Na minuta do projeto de lei apresentada à mesa, o ministro inclui somente a exploração dos minerais estratégicos, definidos de acordo com uma resolução de 2021, que classifica quais substâncias são essenciais para a segurança econômica, industrial e tecnológica do país. Estão nesta lista mais de 20 minerais, entre eles ferro, cobre, potássio, urânio e ouro.
A pauta apresentada por Gilmar Mendes prevê a exploração mineral mesmo sem a concordância das comunidades quando a atividade for declarada de "relevante interesse público da União". Além disso, poderá autorizar também o garimpo nos territórios como atividade extrativista, desde que seja realizado pelos próprios indígenas.
Texto do artigo 21 proposto por Mendes inclui exploração de minerais estratégicos como de relevante interesse da União.
Mais da metade dos 1.132 pedidos minerários com interferência em terras indígenas na Amazônia são para extração de ouro e minério de ouro, com 751 processos ativos na ANM, sendo 173 para garimpo. Os demais são para exploração de cobre, com 125 processos, sais de potássio, com 56, entre outros.
As terras indígenas mais impactadas por estes projetos de mineração seriam a Kayapó, onde estão 65 requerimentos minerários; Yanomami, com 53 projetos; e Munduruku, 46.
Devido às pressões contra a mineração em terras indígenas, novos projetos na Amazônia têm sido solicitados fora das áreas demarcadas, mas até o limite dos territórios. Segundo especialistas, isso não elimina os impactos nas terras indígenas.
É o que ocorre nas terras indígenas no sudeste do Pará, que estão praticamente cercadas por pedidos de mineração, muitos deles para cobre e níquel, ambos na lista dos minerais estratégicos.
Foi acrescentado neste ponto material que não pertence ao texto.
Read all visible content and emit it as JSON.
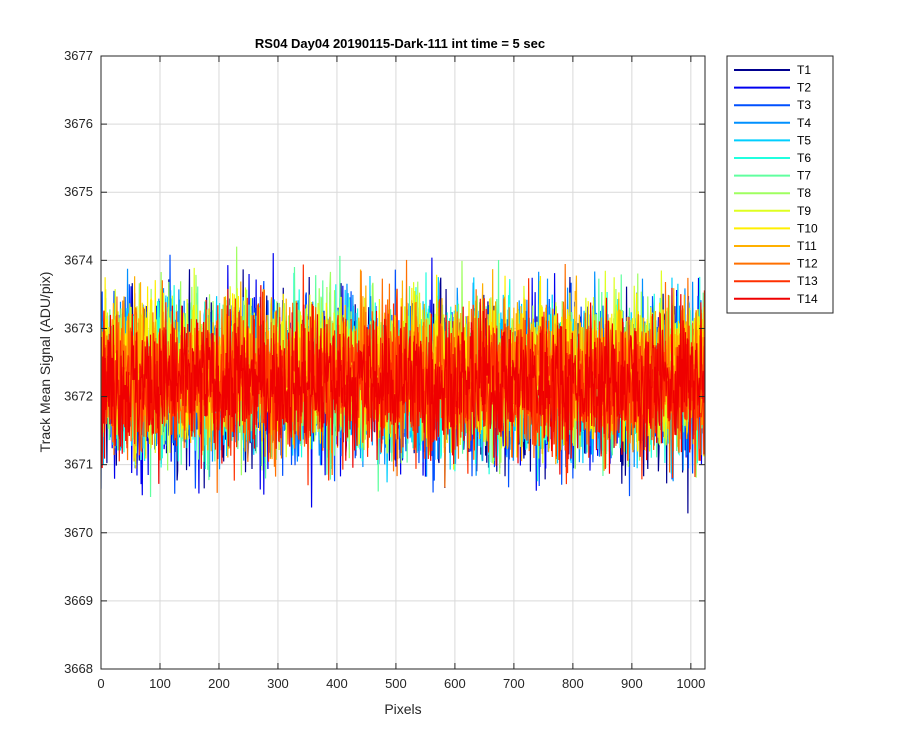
{
  "chart_data": {
    "type": "line",
    "title": "RS04 Day04 20190115-Dark-111 int time = 5 sec",
    "xlabel": "Pixels",
    "ylabel": "Track Mean Signal (ADU/pix)",
    "xlim": [
      0,
      1024
    ],
    "ylim": [
      3668,
      3677
    ],
    "xticks": [
      0,
      100,
      200,
      300,
      400,
      500,
      600,
      700,
      800,
      900,
      1000
    ],
    "yticks": [
      3668,
      3669,
      3670,
      3671,
      3672,
      3673,
      3674,
      3675,
      3676,
      3677
    ],
    "grid": true,
    "legend_position": "outside-top-right",
    "n_points": 1024,
    "series": [
      {
        "name": "T1",
        "color": "#00008F",
        "mean": 3672.2,
        "spread": 0.95
      },
      {
        "name": "T2",
        "color": "#0000EF",
        "mean": 3672.2,
        "spread": 0.95
      },
      {
        "name": "T3",
        "color": "#0050FF",
        "mean": 3672.2,
        "spread": 0.92
      },
      {
        "name": "T4",
        "color": "#0090FF",
        "mean": 3672.3,
        "spread": 0.9
      },
      {
        "name": "T5",
        "color": "#00CFFF",
        "mean": 3672.3,
        "spread": 0.9
      },
      {
        "name": "T6",
        "color": "#20FFDF",
        "mean": 3672.3,
        "spread": 0.88
      },
      {
        "name": "T7",
        "color": "#60FF9F",
        "mean": 3672.3,
        "spread": 0.88
      },
      {
        "name": "T8",
        "color": "#9FFF60",
        "mean": 3672.4,
        "spread": 0.88
      },
      {
        "name": "T9",
        "color": "#DFFF20",
        "mean": 3672.4,
        "spread": 0.85
      },
      {
        "name": "T10",
        "color": "#FFEF00",
        "mean": 3672.4,
        "spread": 0.85
      },
      {
        "name": "T11",
        "color": "#FFB000",
        "mean": 3672.4,
        "spread": 0.85
      },
      {
        "name": "T12",
        "color": "#FF7000",
        "mean": 3672.3,
        "spread": 0.85
      },
      {
        "name": "T13",
        "color": "#FF3000",
        "mean": 3672.2,
        "spread": 0.85
      },
      {
        "name": "T14",
        "color": "#EF0000",
        "mean": 3672.2,
        "spread": 0.82
      }
    ]
  }
}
Também é o que ocorre com os pedidos de mineração de ouro e nióbio no entorno da TI Yanomami.
A reportagem também calculou a extensão dos garimpos de ouro dentro de terras indígenas que poderiam ser legalizados, caso a proposta do ministro avance no Congresso: são mais de 890 km², segundo dados do projeto Amazon Mining Watch, em 28 territórios da Amazônia. As maiores áreas de garimpos também estão nas terras Kayapó, Yanomami e Munduruku.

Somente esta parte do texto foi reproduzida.